Grazia pidió permiso para ir a tumbarse en la cama, pues no se tenía en pie. Montalbano, por su parte, subió al despacho de Piccolo, entregó las llaves de la caja fuerte a Galluzzo y éste la abrió. Dentro había muy poco dinero en efectivo -no llegaba a doscientas mil liras-, un abultado sobre deformado por la cantidad de papeles que contenía, y un pequeño archivador metálico similar a un cajón, lleno de fichas colocadas en orden alfabético. En la parte superior de cada ficha figuraban el nombre y el apellido del cliente, la fecha del préstamo, los vencimientos y las sumas cobradas. Se trataba de cantidades muy elevadas, de cincuenta millones de liras para arriba. En el otro archivador, que parecía un mueblecito, las fichas eran innumerables y correspondían a préstamos muy pequeños, entre cien mil liras y veinte o treinta millones. El volumen de negocio, por así decirlo, de Gerlando Piccolo, pensó Montalbano, tenía que ser casi igual al de un pequeño banco. Y los papeles del sobre confirmaron lo que suponía el comisario: eran extractos de cuentas bancarias de Vigàta y Montelusa correspondientes a sumas multimillonarias.
Algo no encajaba.
– ¿Encontraron dinero en los bolsillos de la ropa que Piccolo se había quitado antes de irse a la cama?
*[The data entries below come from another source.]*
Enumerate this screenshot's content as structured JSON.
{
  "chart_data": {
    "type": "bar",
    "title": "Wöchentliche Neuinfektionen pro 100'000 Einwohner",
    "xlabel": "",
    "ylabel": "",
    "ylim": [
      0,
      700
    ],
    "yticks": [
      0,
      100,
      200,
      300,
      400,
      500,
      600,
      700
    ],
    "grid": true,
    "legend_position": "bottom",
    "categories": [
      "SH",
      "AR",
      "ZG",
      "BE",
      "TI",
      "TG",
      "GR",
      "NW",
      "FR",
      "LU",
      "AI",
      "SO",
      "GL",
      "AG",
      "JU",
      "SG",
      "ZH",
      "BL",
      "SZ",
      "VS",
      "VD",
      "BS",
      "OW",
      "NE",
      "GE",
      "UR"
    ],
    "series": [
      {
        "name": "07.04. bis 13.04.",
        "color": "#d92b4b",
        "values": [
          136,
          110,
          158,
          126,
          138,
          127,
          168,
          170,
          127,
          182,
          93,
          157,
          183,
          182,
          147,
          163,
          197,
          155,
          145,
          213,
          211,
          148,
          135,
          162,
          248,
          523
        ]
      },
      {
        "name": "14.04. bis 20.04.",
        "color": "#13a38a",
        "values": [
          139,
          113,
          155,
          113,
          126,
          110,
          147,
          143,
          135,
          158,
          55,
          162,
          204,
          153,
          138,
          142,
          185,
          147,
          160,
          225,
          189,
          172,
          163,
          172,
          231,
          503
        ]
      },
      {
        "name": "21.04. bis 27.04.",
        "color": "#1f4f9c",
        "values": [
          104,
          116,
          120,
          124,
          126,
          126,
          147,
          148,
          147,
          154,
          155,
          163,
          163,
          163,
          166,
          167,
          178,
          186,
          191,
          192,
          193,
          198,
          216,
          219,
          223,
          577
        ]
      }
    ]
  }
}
– Sí, señor. Trescientas y pico mil liras.
– Que Dindò no tocó.
– Puede que no le diera tiempo.
Pero ¿cómo era posible que Gerlando Piccolo guardara en su caja fuerte menos de doscientas mil liras y llevara encima más de trescientas mil?
5
Tres días después recibieron en la comisaría los primeros resultados de la Científica. ¡Sólo habían tardado tres días! Eso dejaba estupefacto a cualquiera. La burocracia, pensó el comisario, es un laberinto en cuyo interior yacen los huesos blanqueados de millones de diligencias que no han tenido la posibilidad de salir de allí. En cuanto se detienen por falta de impulso, son asaltadas por millares de ratones hambrientos que las devoran, ratones que él había visto, recorriendo rápidamente en manadas los sótanos de algún Palacio de Justicia llenos a rebosar de carpetas. Muy raras veces, y por motivos totalmente inexplicables, una diligencia sobre diez mil conseguía recorrer el laberinto a la velocidad de un corredor olímpico de los cien metros lisos y llegar a su destino. Como en ese caso. En el dormitorio de Gerlando Piccolo había huellas digitales de Dindò, Salvatore Trupìa, a patadas, como para parar un tren; la sangre de Dindò era la misma que había formado un pequeño charco mientras éste intentaba poner en marcha el ciclomotor después de haber matado a 'u zu Giurlanno. El arma del delito no había sido hallada. Lo más probable era que Dindò se hubiera deshecho de ella durante su fuga hacia la muerte por desangramiento. Y, además, contaban también con la declaración del señor Arturo Pastorino, comerciante, el cual, mientras circulaba por la carretera provincial, afirmaba haber visto encenderse la luz que había delante de la casa de Gerlando Piccolo a la hora en que se cometió el delito y, un segundo después, un ciclomotor adentrándose a toda pastilla en la misma carretera provincial procedente de la casa de Piccolo que a punto estuvo de chocar contra su coche.